Exact solutions for geodesic distance on treelike models with some constraints

Geodesic distance, commonly called shortest path length, has proved useful in a great variety of disciplines. It has been playing a significant role in search engine at present and so attracted considerable attention at the last few decades, particularly, almost all data structures and corresponding algorithms suitable to searching information generated based on treelike models. Hence, we, in this paper, study in detail geodesic distance on some treelike models which can be generated by three different types of operations, including first-order subdivision, ($1,m$)-star-fractal operation and $m$-vertex-operation.
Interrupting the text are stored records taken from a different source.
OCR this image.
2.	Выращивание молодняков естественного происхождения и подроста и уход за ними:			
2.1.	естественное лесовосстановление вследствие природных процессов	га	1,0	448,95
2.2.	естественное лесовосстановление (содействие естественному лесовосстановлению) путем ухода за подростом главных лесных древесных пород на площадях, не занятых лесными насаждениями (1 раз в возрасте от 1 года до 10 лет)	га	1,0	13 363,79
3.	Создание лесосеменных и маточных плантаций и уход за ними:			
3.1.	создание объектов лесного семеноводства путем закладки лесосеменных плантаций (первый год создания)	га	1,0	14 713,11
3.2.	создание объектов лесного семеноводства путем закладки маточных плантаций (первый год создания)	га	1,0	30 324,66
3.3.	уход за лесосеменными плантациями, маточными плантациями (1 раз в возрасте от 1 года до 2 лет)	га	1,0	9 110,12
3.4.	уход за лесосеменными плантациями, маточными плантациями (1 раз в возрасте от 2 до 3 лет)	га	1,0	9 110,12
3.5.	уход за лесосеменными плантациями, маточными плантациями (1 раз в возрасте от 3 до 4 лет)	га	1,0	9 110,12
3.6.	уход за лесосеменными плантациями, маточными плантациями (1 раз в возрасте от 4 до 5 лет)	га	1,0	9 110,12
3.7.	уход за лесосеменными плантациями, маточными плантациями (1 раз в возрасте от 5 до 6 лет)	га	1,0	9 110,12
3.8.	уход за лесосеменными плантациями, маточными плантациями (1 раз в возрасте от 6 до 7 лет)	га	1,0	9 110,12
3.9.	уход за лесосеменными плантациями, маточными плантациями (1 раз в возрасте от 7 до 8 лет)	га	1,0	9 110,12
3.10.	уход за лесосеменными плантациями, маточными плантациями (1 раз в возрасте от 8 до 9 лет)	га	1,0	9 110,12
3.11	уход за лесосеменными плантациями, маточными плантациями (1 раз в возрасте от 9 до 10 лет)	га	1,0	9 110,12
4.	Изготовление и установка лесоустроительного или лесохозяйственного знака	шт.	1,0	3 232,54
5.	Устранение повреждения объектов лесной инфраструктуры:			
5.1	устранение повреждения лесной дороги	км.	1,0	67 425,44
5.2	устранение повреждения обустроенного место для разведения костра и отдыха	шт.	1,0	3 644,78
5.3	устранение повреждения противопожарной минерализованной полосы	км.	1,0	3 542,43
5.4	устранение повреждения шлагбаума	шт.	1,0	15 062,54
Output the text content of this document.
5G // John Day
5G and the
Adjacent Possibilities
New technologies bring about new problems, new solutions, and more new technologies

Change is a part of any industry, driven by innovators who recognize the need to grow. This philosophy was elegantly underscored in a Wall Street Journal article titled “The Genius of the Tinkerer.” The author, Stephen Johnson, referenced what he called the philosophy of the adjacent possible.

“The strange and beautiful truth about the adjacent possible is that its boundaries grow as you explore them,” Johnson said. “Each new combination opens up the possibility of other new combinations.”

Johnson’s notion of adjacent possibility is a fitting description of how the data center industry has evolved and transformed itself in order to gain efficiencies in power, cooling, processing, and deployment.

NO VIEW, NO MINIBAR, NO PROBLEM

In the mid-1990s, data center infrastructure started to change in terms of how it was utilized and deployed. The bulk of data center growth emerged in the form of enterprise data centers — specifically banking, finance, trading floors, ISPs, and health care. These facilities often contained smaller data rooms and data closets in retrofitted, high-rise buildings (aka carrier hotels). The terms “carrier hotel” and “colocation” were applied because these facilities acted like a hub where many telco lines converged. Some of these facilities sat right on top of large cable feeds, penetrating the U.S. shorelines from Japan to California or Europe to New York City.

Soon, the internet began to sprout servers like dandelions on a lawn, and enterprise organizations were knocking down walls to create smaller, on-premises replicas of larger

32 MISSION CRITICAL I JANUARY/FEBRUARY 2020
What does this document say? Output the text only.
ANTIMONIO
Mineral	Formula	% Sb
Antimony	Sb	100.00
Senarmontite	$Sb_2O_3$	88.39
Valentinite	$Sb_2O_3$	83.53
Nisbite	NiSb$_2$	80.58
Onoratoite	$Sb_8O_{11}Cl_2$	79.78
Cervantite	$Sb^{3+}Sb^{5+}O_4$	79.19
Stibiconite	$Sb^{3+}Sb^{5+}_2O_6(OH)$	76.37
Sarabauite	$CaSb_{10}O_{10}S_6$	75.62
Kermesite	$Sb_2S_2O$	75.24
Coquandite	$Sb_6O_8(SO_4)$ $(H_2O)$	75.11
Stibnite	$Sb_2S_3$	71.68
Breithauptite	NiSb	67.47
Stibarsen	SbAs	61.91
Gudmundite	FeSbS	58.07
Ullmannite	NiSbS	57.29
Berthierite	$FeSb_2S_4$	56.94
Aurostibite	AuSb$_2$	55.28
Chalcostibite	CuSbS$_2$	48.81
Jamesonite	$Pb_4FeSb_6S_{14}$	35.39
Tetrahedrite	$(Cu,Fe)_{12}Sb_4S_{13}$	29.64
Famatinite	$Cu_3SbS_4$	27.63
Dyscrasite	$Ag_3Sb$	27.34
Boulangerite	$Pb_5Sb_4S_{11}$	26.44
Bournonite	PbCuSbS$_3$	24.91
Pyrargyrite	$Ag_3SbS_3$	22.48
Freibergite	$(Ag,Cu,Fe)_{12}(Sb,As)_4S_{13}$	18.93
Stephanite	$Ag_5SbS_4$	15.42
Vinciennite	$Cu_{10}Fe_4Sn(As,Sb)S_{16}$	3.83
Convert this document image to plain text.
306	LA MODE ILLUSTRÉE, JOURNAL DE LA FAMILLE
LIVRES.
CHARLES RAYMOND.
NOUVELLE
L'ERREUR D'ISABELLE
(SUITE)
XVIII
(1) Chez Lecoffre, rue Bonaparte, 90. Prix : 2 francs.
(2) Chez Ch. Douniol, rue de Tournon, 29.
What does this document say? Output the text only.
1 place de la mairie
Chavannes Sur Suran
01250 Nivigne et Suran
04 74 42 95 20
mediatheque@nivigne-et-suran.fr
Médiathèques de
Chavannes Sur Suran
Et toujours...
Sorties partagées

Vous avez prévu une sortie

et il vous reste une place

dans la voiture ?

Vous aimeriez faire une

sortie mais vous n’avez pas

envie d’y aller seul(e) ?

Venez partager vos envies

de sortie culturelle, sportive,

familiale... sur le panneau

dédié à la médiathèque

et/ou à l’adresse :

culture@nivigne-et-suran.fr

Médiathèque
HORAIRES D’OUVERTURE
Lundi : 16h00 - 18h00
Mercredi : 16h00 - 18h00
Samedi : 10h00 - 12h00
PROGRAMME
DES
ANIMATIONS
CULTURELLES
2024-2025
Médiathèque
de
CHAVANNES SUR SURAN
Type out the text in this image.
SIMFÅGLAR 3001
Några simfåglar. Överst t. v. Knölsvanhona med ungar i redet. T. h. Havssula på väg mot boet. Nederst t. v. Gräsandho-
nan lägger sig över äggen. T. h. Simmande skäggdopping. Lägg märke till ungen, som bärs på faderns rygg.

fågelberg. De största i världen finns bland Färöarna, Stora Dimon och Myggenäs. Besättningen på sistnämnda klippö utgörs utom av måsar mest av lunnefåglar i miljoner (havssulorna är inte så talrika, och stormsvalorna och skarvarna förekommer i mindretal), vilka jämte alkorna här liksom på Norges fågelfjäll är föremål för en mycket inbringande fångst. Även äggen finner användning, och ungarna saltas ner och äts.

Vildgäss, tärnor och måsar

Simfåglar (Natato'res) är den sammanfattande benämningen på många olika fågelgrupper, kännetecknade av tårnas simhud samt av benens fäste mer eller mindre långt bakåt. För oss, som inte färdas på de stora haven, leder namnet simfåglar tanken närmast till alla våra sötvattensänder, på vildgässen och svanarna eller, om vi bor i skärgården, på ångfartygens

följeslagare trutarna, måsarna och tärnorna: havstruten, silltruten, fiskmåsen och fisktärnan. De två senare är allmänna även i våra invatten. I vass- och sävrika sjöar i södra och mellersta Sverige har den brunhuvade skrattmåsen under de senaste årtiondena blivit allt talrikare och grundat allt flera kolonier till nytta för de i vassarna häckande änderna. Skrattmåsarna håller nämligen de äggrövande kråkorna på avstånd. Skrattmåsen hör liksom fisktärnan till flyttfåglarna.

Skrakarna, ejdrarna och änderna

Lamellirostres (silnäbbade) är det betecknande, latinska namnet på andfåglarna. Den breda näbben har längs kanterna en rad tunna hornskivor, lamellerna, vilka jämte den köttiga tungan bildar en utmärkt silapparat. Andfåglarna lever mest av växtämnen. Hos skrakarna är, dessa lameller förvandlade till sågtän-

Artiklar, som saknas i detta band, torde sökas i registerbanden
Compared to the most best used approaches for calculating geodesic distance on graphs, for instance, enumeration method and matrix multiplication, we take useful advantage of a novel method consisting in spirit of the concept of vertex cover in the language of graph theory and mapping. For each kind of treelike model addressed here, we certainly obtain an exact solution for its geodesic distance using our method. With the help of computer simulations, we confirm that the analytical results are in perfect agreement with simulations. In addition, we also report some intriguing structure properties on treelike models of two types among them. The one obeys exponential degree distribution seen in many complex networks, by contrast, the other possesses all but leaf vertices with identical degree and shows more homogeneous topological structure than the former. Besides that, the both have, in some sense, self-similar feature but instead the latter exhibits fractal property.